The bothersome fact is that Fuji (and, I suspect, every other camera manufacturer—so it seems from my experience) can’t split these two properly. In the latest traditional-control models (X-E4, X-T30 II) they’ve been further mixing them, much to some people’s displeasure. It’s like going back to all those earlier compact cameras which generally had a couple of custom modes: they were always based on a PASM choice as well as AF settings and image style, which was frustrating (in most cases if you wanted to change only the PASM setting, it was a particularly difficult process). For years I had wanted “virtual films” to drop in, leaving shooting settings controlled as normal, but until I found the X system I’d never seen anyone do it.
There is a place for both, especially for those who prefer the PASM model and/or make use of more advanced AF features in different scenarios. Why not two mode dials, or at least one on a dial and one in a menu?
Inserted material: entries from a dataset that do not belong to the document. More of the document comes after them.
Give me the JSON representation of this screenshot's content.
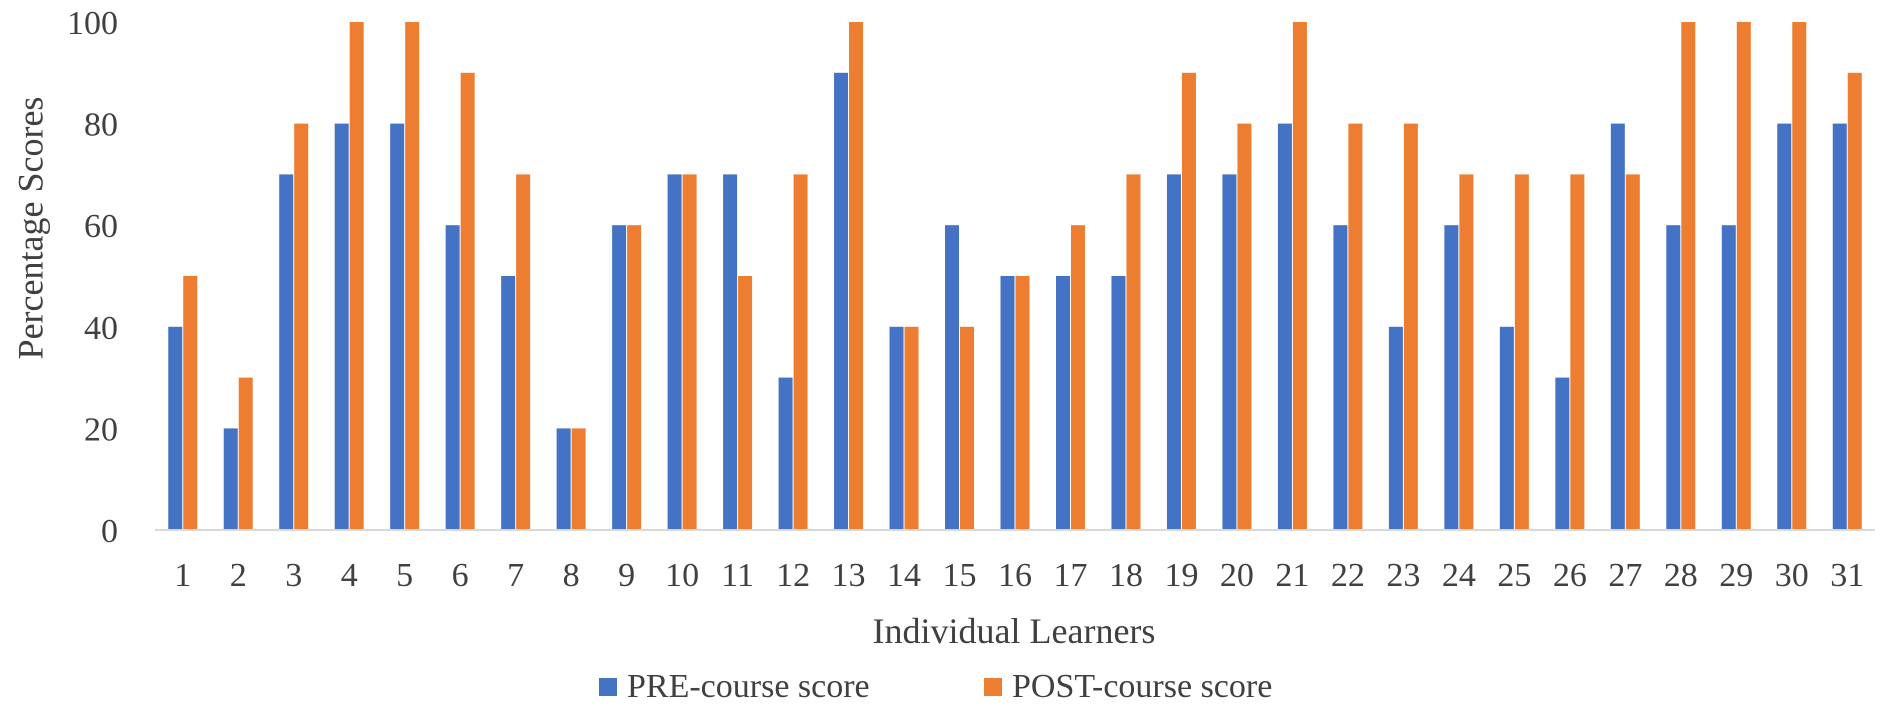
{
  "chart_data": {
    "type": "bar",
    "title": "",
    "xlabel": "Individual Learners",
    "ylabel": "Percentage Scores",
    "ylim": [
      0,
      100
    ],
    "yticks": [
      0,
      20,
      40,
      60,
      80,
      100
    ],
    "grid": false,
    "legend_position": "bottom",
    "categories": [
      "1",
      "2",
      "3",
      "4",
      "5",
      "6",
      "7",
      "8",
      "9",
      "10",
      "11",
      "12",
      "13",
      "14",
      "15",
      "16",
      "17",
      "18",
      "19",
      "20",
      "21",
      "22",
      "23",
      "24",
      "25",
      "26",
      "27",
      "28",
      "29",
      "30",
      "31"
    ],
    "series": [
      {
        "name": "PRE-course score",
        "color": "#4472C4",
        "values": [
          40,
          20,
          70,
          80,
          80,
          60,
          50,
          20,
          60,
          70,
          70,
          30,
          90,
          40,
          60,
          50,
          50,
          50,
          70,
          70,
          80,
          60,
          40,
          60,
          40,
          30,
          80,
          60,
          60,
          80,
          80
        ]
      },
      {
        "name": "POST-course score",
        "color": "#ED7D31",
        "values": [
          50,
          30,
          80,
          100,
          100,
          90,
          70,
          20,
          60,
          70,
          50,
          70,
          100,
          40,
          40,
          50,
          60,
          70,
          90,
          80,
          100,
          80,
          80,
          70,
          70,
          70,
          70,
          100,
          100,
          100,
          90
        ]
      }
    ]
  }
}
You could even choose whether you prefer the custom post-exposure settings on the dial (as I do, and as is more aligned with traditional controls) or the custom pre-exposure settings (which seems more in line with the X-H model and PASM ways of working).
In any case, this has honed my choice of cameras neatly to just four models: the X-Pro2 and 3, and the X100F and V. They’re the only ones where I can use custom settings for image styles without the camera getting in the way of manual shooting. And that’s fine, not least because I have two of those.
But along the way, my beloved X-E3 has fallen from favour and may be sold. I shall miss it, I’m sure. And the only thing that really undid it was that mingling of pre-exposure and post-exposure settings.
I wonder if they’ll ever be properly separated.